Aunque es el sur literario con su parafernalia, el estilo de McDowell no tiene ninguna relación con el de los patriarcas góticos Faulkner o más recientemente Cormac McCarthy, ni con la intensidad emotiva de Tenneesee Williams. Él se consideraba y quería ser un escritor popular: decía que no escribía “para el porvenir”. Sus diálogos son de una ironía histérica.

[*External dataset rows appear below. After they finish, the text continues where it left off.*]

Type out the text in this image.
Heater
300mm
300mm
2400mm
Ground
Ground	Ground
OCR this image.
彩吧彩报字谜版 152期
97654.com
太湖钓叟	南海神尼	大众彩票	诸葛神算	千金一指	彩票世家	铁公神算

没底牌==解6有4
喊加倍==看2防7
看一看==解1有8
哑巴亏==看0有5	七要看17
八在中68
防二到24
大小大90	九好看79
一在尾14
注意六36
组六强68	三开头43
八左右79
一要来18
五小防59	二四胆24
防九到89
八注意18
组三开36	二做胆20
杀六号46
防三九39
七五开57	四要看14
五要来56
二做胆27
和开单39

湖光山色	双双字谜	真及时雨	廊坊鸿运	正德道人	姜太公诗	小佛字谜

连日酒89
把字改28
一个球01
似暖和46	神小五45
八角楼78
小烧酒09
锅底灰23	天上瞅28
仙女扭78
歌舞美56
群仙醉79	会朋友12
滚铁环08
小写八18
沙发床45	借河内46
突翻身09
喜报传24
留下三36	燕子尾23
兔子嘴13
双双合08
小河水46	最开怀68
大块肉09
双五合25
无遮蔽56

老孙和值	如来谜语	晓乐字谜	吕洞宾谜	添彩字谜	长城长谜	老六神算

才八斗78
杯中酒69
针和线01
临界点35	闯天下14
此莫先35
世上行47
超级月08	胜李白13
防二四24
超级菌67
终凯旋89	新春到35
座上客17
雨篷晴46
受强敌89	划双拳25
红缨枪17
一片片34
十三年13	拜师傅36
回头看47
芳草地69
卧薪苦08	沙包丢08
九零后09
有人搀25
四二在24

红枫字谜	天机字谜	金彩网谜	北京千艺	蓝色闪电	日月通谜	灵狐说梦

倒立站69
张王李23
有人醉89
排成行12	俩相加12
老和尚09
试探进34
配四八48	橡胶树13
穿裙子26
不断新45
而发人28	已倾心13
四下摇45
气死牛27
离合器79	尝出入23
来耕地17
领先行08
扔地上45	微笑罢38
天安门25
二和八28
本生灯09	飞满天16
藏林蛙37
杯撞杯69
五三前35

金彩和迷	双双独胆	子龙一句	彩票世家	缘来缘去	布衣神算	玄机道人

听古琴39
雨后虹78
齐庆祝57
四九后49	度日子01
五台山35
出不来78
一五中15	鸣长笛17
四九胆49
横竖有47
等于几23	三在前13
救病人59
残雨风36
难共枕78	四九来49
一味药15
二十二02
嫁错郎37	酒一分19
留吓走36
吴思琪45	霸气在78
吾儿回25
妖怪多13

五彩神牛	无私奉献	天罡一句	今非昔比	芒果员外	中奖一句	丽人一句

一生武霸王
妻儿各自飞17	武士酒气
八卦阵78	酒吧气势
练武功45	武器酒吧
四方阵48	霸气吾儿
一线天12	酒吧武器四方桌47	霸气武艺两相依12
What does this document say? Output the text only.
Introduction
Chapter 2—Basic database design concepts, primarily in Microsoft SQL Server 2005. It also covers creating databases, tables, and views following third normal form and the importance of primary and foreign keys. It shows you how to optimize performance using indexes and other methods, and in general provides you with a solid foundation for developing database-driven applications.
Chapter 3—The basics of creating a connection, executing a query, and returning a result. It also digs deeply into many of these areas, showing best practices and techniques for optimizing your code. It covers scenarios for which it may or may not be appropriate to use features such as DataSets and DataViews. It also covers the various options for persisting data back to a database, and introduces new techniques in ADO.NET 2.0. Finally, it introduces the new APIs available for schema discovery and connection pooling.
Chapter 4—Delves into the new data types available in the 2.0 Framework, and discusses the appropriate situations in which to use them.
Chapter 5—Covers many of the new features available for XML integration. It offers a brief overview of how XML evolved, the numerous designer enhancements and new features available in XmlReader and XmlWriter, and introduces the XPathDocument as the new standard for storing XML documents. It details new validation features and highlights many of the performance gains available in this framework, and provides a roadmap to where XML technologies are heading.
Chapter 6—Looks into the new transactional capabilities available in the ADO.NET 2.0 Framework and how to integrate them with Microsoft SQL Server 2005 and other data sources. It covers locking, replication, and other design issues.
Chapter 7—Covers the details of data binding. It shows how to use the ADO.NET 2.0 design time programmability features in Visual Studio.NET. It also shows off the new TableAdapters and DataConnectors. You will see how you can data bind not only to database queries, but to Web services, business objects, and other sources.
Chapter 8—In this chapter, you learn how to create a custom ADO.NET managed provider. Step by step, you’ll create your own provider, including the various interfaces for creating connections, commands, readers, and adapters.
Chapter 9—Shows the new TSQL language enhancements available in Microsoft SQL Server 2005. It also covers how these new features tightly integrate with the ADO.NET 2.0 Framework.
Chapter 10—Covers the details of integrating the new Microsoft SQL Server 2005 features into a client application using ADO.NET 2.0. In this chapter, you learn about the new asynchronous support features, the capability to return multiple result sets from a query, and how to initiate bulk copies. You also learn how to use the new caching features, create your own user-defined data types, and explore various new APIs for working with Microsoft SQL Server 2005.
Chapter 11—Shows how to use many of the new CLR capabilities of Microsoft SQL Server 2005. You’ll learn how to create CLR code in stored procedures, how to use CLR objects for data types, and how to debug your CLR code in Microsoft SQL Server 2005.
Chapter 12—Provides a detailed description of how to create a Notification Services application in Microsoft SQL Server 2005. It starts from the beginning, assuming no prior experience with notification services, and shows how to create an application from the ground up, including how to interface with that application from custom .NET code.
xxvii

Cuando India se entera de que Odessa tuvo una hija y se asombra porque “no sabía que estaba casada” su abuela le dice: “No lo está y es mejor que así sea, teniendo en cuenta quién es el padre de Martha-Ann. ¡Johnny Red fue nuestro jardinero durante un año y robó mis mejores azaleas!”. La dinámica entre Luker y su hija es una delicia de afecto no convencional y él suele decir cosas como “me gustaría arrancarle los testículos y clavárselos en el paladar” acerca de su propio padre. Los Elementales tiene tanto de relato gótico de casa embrujada como de comedia: McDowell recuerda a las genialidades morbosas del autor e ilustrador Edward Gorey, también fascinado por las estéticas victorianas y eduardianas y el sentido del humor negro; o a Charles Addams, el creador de la famosa familia. McDowell, además, escribió una saga sobre un detective gay, otra (conocida como Blackwater) sobre una familia sureña, coleccionaba memorabilia mortuoria, desde ataúdes para niños hasta fotos post-mortem. Sus temas recurrentes eran las madres dominantes –en Los Elementales “se comen a sus hijos”–, las adolescentes con poderes psíquicos y la naturaleza triunfante típica del Sur, con inundaciones y vegetación que le ganan a cualquier esfuerzo humano. Los Elementales es una novela opresiva llena de inolvidables imágenes de pesadilla y también es una divertidísima sátira familiar. Con sutileza, además, es una mirada impiadosa sobre los prejuicios raciales a fines del siglo XX, más fuertes en el Sur que los huracanes y los lazos familiares.